One of the classes that I took for my UW UCD certificate classes was Usability Studies (HCDE 517). I worked in a team with three other people to meet with a real-world client and run usability tests to determine: if people would understand the app in it's current state; and how interested they would be in using the app. We presented our summarized findings to the class and the client, and then met with the client to present our full findings and answer more questions in depth.
For this project, I was the communication and scheduling connection between our team and the client, worked on the usability study kit, the usability testing and recording setup, data logging, video editing, the presentation and report documents, the presentation to both the class and the client, and a followup meeting with the client.
Here are a few sample pages from our usability study kit, including part of the "affordance script" we created to be able to give consistent instructions to test participants.
The video below shows a participant interacting with the app in a small post test section. The video has been sped up until the point where the participant starts entering the last two words so that you can see the actual typing speed.
Below are sample pages from our usability study presentation. We presented to the full class as well as the main stakeholder, the client for our study.
And lastly, sample pages from our usability study report.
The app to be tested was a novel iOS keyboard concept for the new feature in iOS that allows replacements to Apple's default QWERTY keyboard.
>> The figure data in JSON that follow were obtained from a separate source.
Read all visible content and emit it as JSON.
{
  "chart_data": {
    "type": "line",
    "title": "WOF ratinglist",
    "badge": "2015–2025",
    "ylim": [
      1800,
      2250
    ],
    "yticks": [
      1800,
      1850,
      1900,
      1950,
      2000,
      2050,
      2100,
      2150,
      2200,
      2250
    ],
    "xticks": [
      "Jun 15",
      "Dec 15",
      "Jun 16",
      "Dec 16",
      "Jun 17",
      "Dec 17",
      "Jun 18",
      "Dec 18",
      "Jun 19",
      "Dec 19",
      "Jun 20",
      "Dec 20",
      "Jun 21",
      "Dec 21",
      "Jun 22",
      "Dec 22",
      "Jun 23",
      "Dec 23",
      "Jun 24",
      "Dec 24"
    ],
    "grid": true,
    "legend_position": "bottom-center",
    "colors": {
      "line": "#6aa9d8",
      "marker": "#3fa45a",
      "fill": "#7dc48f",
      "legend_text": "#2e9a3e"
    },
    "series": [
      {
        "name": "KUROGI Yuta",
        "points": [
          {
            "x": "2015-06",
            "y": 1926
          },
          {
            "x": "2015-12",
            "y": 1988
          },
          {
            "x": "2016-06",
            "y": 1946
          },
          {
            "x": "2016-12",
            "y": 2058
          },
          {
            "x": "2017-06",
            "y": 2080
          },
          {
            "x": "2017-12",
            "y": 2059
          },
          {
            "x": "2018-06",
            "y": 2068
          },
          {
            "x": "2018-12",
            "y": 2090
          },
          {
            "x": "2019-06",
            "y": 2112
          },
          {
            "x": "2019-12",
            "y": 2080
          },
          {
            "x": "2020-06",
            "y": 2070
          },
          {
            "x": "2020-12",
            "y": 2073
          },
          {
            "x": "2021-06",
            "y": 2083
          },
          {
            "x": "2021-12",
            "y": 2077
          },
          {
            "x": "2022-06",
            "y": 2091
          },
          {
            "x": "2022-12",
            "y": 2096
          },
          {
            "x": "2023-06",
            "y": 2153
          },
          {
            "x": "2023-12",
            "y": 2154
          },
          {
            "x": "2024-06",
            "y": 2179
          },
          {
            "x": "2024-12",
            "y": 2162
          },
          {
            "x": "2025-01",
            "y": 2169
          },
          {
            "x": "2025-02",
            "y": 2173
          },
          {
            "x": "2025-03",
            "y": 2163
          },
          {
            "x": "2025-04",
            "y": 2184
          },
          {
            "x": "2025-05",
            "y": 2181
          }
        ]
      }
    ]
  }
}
The Kloa app visually and mechanically differed quite a bit from other keyboards available for iOS. We handed the app to friends and people in bars to get a sense of how much they would understand, and quickly determined that we needed to create onboarding materials in order to get useful data in further testing.
I worked on the graphics for our usability study kit, and on many of the graphics for our presentation and report as well, though another person on the team did the graphs. We worked well as a team; most of the contents of the study kit, presentation, and report we collaboratively edited and planned via Skype and Google Docs. We often edited the documents while connected on Skype, which made it easy to get feedback on something we were adding or that we realized we needed to add.
I edited multiple video feeds from each study into one combined clip per study participant. One camera looked down at the phone, another looked directly at the participant, while we also recorded the video output from the phone. All four of us were then able to enter all of our notes from during the study as well as note details like timing and completion from the video itself. This let us see if the participants were improving over time in speed, completion, and more.